If you knew what most soap was made of, you might have second thoughts about ever using it. Traditionally, the main ingredients in soap were alkali and animal fat, and years ago manufacturers got the fat right from slaughterhouses. When mixed with water, the fat and alkali combine to break dirt away from surfaces.
No one is quite sure of the origins of soap, although the Romans were reported to be using it or something similar as far back as 600 B.C. However, it was often used as much as a medicine as a cleanser. It was not until the second century A.D. that soap was used primarily as a cleaner, both for bathing and for cleaning surfaces.
The first companies to manufacture soap were found in England around the 12th century, and by the 17th century soap was common, although expensive, often considered a luxury, in France, Italy, Spain, and other parts of Western Europe.
One reason soap was expensive and treated as a luxury was because of the tax collector. There was a great demand for soap, as you can imagine, and everyone wanted it. Tax collectors throughout Europe viewed soap as a golden revenue source, placing high taxes on the product. In fact, soap became so valuable as a revenue source, locking lids were placed on soap-boiling kettles by English tax collectors every night. This helped prevent the manufacture and sale of illegal soap.
The Manufacturing Process
The ingredients used in soap have changed over the years. Animal fat is not used today, having been replaced by fatty acids or vegetable oils such as olive oil, corn oil and coconut oil. This helps eliminate many impurities associated with using animal fats and the potential spread of germs and bacteria.
The kettle process of making soap is actually still used today for some very "special" soap products. However, around 1940 engineers developed a more efficient procedure called the continuous process. As the name implies, the soap is not made one batch at a time, in kettles, but produced continuously. This speeds up production considerably, and technicians have more control over the final product.
The next stage of the continuous or kettle process is to pour the soap into molds. This gives it its shape.
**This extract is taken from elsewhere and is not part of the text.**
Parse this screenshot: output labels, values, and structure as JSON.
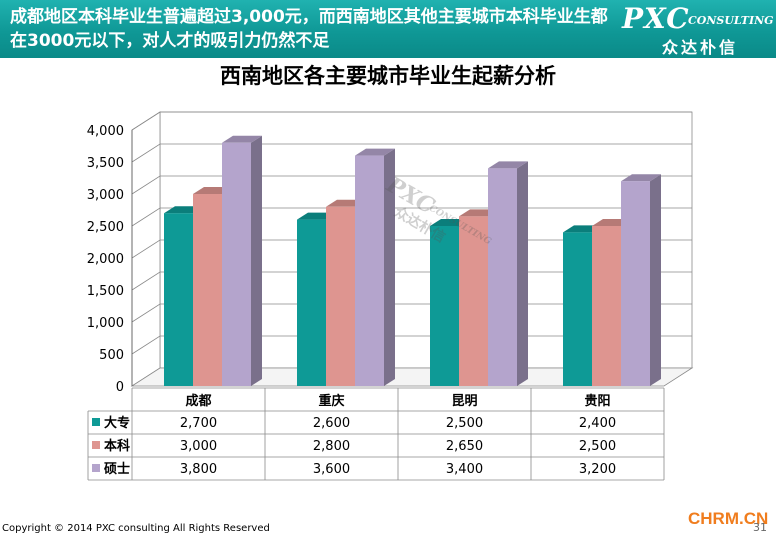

In some cases, the molds are cooled in freezers to help speed the manufacturing process. The final step involves cutting the soap into bars and wrapping it.
What About Milling?
Anyone who knows much about toiletry soap has heard the expressions milling and milled soap. This is a higher quality soap that lathers up better, has a finer consistency, and often has perfumes and other ingredients added to it to make the soap more luxurious.
After the soap has hardened or been cooled, it is fed through sets of heavy rollers called mills that crush the soap and knead it. The soap is then pressed and cut into bars, stamped, and wrapped. The final product is a lot more effective and useful than what was made 2,600 years ago, and thankfully, the special taxes are gone, so it is a lot less expensive as well.